The resection of recurrent ICC demands challenging. Recently, repeat hepatectomy for recurrent ICC has been documented and has provided survival benefits [2, 3]. The median survival time after surgery for recurrent ICC was 1066.6 months. Although the majority of the research has documented a small number of patients, Si et al. [3] in their study reported the survival outcome of 72 patients who underwent R0 repeat hepatic resection for recurrent ICC. The median time to recurrence was 13.6 months, and the median survival time was 45.1 months. The independent risk factors for overall survival were indicated as follows: recurrent tumor > 3 cm; multiple recurrent nodules; cirrhosis; and time to recurrence (TTR) < 1 year. In our patient, because he had risk factors of poor prognosis, such as multiple recurrent tumors and short TTR, he was observed for 3 months before repeat hepatectomy was performed and no other lesions were confirmed.

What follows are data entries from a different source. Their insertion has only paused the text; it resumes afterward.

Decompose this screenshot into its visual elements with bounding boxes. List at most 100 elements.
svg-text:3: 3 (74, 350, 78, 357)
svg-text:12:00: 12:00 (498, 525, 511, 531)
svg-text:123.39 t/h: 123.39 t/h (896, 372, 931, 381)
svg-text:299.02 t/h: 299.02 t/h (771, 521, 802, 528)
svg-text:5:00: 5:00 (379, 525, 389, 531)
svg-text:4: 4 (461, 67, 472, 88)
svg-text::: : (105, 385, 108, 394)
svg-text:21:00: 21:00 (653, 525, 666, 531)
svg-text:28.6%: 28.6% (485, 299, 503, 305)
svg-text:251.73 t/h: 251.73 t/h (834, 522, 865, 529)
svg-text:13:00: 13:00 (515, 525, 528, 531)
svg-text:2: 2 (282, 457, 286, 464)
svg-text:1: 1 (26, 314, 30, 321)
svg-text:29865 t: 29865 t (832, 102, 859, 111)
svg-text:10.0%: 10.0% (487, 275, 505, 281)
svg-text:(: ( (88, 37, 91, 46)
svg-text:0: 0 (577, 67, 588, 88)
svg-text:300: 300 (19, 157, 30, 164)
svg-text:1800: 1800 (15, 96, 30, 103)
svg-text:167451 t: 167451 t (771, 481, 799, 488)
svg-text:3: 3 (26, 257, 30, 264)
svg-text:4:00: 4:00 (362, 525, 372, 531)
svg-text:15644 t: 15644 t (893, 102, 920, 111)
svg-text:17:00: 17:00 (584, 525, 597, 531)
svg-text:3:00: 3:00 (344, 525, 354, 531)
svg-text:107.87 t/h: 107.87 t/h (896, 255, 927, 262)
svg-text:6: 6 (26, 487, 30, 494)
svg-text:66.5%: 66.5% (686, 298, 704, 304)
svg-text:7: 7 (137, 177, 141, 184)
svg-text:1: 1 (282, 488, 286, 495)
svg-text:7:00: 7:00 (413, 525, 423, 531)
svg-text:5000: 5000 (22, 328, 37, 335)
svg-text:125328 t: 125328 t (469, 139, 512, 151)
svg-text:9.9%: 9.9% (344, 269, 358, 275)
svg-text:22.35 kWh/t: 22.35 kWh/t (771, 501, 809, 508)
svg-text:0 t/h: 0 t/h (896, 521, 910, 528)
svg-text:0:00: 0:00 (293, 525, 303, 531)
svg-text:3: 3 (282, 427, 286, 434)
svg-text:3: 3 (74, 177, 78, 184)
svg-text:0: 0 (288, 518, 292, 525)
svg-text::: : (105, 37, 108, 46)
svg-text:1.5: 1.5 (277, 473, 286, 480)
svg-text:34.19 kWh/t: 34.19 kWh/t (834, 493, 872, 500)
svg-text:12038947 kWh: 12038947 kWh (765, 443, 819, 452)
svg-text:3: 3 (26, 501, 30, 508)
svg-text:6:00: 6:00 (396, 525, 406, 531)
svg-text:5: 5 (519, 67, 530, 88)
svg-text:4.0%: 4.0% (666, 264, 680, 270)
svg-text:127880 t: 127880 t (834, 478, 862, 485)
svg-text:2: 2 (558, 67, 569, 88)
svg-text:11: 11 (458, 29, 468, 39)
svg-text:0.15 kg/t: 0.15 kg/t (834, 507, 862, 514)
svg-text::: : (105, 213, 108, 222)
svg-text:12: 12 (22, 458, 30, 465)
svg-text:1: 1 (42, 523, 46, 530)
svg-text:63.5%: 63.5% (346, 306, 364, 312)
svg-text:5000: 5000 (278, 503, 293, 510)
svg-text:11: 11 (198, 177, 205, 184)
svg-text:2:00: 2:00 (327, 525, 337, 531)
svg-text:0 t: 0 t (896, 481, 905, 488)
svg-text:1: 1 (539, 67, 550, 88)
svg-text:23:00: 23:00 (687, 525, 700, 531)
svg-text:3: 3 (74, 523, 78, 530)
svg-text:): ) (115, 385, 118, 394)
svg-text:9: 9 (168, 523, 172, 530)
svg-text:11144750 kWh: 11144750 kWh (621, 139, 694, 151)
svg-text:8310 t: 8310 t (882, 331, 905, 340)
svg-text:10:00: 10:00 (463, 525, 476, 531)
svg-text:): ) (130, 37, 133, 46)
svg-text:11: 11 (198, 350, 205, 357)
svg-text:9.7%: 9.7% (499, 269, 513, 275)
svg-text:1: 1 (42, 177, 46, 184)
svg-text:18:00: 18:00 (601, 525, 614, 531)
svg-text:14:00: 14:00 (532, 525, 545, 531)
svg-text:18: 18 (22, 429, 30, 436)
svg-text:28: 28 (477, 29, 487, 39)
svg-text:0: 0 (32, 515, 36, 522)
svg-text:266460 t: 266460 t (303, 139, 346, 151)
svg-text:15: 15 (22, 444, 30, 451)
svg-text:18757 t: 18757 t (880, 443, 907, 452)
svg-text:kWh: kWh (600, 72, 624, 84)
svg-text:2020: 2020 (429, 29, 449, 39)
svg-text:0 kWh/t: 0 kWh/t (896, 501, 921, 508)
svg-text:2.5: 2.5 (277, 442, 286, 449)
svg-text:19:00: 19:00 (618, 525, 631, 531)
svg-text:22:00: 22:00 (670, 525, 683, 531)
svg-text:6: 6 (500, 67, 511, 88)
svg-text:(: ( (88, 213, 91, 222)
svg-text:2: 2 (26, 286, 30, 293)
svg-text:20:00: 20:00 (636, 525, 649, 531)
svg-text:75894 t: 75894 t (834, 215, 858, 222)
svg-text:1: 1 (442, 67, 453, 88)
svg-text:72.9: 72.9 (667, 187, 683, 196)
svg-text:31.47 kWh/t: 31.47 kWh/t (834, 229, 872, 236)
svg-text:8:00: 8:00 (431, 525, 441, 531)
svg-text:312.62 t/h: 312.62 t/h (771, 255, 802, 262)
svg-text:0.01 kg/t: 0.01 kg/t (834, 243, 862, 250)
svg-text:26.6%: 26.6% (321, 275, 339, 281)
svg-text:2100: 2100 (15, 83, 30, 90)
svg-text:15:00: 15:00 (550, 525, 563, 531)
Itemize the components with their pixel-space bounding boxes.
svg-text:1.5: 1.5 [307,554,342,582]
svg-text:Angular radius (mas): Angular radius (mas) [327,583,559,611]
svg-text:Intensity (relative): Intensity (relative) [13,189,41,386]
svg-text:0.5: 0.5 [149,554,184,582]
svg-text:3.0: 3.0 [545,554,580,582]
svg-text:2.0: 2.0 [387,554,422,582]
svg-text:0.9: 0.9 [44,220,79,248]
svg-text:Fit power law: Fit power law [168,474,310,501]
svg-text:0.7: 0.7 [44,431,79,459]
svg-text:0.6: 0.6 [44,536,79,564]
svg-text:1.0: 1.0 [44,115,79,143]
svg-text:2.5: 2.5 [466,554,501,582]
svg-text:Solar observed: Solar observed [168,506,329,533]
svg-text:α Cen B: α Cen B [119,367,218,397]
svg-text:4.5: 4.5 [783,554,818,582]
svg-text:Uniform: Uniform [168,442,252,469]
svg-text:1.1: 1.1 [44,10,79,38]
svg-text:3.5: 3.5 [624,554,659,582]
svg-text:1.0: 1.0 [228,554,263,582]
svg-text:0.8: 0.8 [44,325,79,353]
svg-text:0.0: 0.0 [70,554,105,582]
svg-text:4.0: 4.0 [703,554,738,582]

There have been a few reports to date of resection procedures for recurrent ICC, other than hepatectomy. Pulmonary resection for recurrent ICC has been described in several case reports [12], and there have additionally been few cases in small-sample studies published in English [13,14,15] (Table 1). There were eight cases with pulmonary resection for recurrent ICC, including seven reported cases and the present case. Two cases, including ours, had repeat pulmonary resection. The initial disease-free survival period was over 12 months in all patient cases except for one case, and survival period after recurrence was more than 60 months in five patient cases. The author previously reported that surgery for pulmonary metastases from cholangiocarcinoma should be considered in patients with a longer initial disease-free interval [16]. In our patient, repeat pulmonary resection for recurrent ICC was performed after a sufficient observation period. In particular, the slow-growing lesion of S1 of the right lung was resected 1 year and 10 months after it was identified, with confirmation of no other additional lesions.

Table 1 Reported cases of patients who underwent pulmonary resection for recurrent intrahepatic cholangiocarcinoma

Conclusions

Our patient had several poor prognostic factors, and he did not receive adjuvant chemotherapy after the initial surgery. By performing repeat hepatectomy and pulmonary resection for recurrent ICC at the appropriate time after careful follow-up, a favorable outcome was conferred on the patient. Surgical resection for recurrent ICC might contribute toward long-term survival.